In conclusion, it’s important to point out that taking steps to prevent injury is the best medicine for your shoulders and other body parts. Here are five tips to lower your injury risk:

#1. Don’t climb to exhaustion. Many injuries occur toward the end of a day of maximal climbing, and in particular when working an at-your-limit boulder problem or redpoint over and over and over.

#2. Don’t climb and train for climbing more than a total of 4 days per week. Overtraining is the ultimate bad investment in your climbing future because it will eventually get you injured.

#3. Train the antagonist muscles of the arms and torso to maintain muscle balance. Two days per week of moderate “push muscle” training is a great insurance policy, so dedicate a little time to sending a few sets of push-ups, dips, dumbbell shoulder presses, and reverse wrist curls.

#4. Regularly vary the type of climbing you engage in, in order to vary the wear and tear on your body. This is especially important for beginners and younger climbers who tend to focus on just sport climbing or bouldering.
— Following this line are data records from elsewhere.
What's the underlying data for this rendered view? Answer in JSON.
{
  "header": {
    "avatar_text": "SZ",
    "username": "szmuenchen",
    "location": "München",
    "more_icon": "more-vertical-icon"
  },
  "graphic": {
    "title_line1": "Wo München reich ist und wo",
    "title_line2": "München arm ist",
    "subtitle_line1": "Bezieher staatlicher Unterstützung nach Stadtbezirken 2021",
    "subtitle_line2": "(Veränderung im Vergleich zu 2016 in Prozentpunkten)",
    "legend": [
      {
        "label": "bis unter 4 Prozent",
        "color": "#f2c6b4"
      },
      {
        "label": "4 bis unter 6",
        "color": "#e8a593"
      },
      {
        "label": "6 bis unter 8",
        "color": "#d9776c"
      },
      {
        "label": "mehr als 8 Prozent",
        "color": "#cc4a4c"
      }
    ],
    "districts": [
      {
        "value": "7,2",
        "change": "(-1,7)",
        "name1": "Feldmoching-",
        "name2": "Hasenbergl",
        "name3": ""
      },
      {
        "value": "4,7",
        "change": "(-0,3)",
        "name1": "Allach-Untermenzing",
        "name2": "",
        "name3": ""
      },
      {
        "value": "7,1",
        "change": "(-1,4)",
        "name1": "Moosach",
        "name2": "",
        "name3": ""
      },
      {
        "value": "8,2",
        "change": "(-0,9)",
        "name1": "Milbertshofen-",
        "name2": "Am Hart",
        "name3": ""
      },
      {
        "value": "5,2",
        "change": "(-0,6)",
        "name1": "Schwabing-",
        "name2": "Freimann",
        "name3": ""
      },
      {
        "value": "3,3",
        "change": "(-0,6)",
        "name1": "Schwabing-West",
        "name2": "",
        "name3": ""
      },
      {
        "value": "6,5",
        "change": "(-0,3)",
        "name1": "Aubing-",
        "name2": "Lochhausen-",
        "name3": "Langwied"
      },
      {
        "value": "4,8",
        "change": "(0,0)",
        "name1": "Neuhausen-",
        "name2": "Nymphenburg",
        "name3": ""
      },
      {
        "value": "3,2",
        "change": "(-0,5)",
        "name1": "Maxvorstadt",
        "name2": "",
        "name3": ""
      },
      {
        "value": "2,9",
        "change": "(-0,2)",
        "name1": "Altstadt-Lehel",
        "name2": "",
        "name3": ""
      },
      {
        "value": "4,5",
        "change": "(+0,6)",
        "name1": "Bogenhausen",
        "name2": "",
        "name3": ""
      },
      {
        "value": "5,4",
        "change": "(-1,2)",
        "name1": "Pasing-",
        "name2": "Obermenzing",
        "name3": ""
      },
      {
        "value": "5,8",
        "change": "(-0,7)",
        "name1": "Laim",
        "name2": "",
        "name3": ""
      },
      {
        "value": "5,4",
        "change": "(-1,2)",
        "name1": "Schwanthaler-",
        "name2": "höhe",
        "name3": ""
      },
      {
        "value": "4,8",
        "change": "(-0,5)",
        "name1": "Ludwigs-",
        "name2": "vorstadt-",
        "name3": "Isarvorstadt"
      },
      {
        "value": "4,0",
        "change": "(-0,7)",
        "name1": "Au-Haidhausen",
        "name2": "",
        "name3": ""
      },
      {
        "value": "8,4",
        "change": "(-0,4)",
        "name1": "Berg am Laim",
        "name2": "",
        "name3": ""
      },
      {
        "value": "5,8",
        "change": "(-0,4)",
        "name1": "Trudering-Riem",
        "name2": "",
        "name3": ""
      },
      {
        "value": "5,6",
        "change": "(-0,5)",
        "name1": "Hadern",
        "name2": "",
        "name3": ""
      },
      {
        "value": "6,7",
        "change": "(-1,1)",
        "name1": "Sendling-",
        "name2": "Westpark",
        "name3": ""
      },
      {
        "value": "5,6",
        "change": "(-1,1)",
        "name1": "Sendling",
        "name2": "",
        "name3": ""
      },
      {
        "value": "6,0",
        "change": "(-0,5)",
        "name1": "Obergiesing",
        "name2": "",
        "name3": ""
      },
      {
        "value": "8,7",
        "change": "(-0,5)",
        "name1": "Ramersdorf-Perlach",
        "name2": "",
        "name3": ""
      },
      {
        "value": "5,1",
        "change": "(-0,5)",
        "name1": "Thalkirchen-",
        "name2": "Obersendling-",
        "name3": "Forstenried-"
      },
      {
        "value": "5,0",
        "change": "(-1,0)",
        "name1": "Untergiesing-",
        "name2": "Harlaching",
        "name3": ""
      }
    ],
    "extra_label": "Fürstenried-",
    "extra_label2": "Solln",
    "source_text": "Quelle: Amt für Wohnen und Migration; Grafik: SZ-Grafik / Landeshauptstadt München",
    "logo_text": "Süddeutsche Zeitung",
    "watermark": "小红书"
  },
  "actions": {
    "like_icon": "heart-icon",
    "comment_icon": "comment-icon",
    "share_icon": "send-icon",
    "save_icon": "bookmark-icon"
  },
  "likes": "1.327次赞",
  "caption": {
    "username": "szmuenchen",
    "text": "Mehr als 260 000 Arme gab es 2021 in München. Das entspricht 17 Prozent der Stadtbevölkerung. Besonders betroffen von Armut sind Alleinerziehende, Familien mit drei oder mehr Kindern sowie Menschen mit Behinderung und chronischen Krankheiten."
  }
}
Remind yourself that diversifying your climbing is also a great investment in your technical abilities.

And #5. Focus on improving technique over maximizing strength. Obsessive training will end in injury. Conversely, improving technique will enable you to make the most of the strength you already possess. Remember that climbing is two-third technical and mental, and only one-third physical…so strive to become a complete climber…a true master of rock!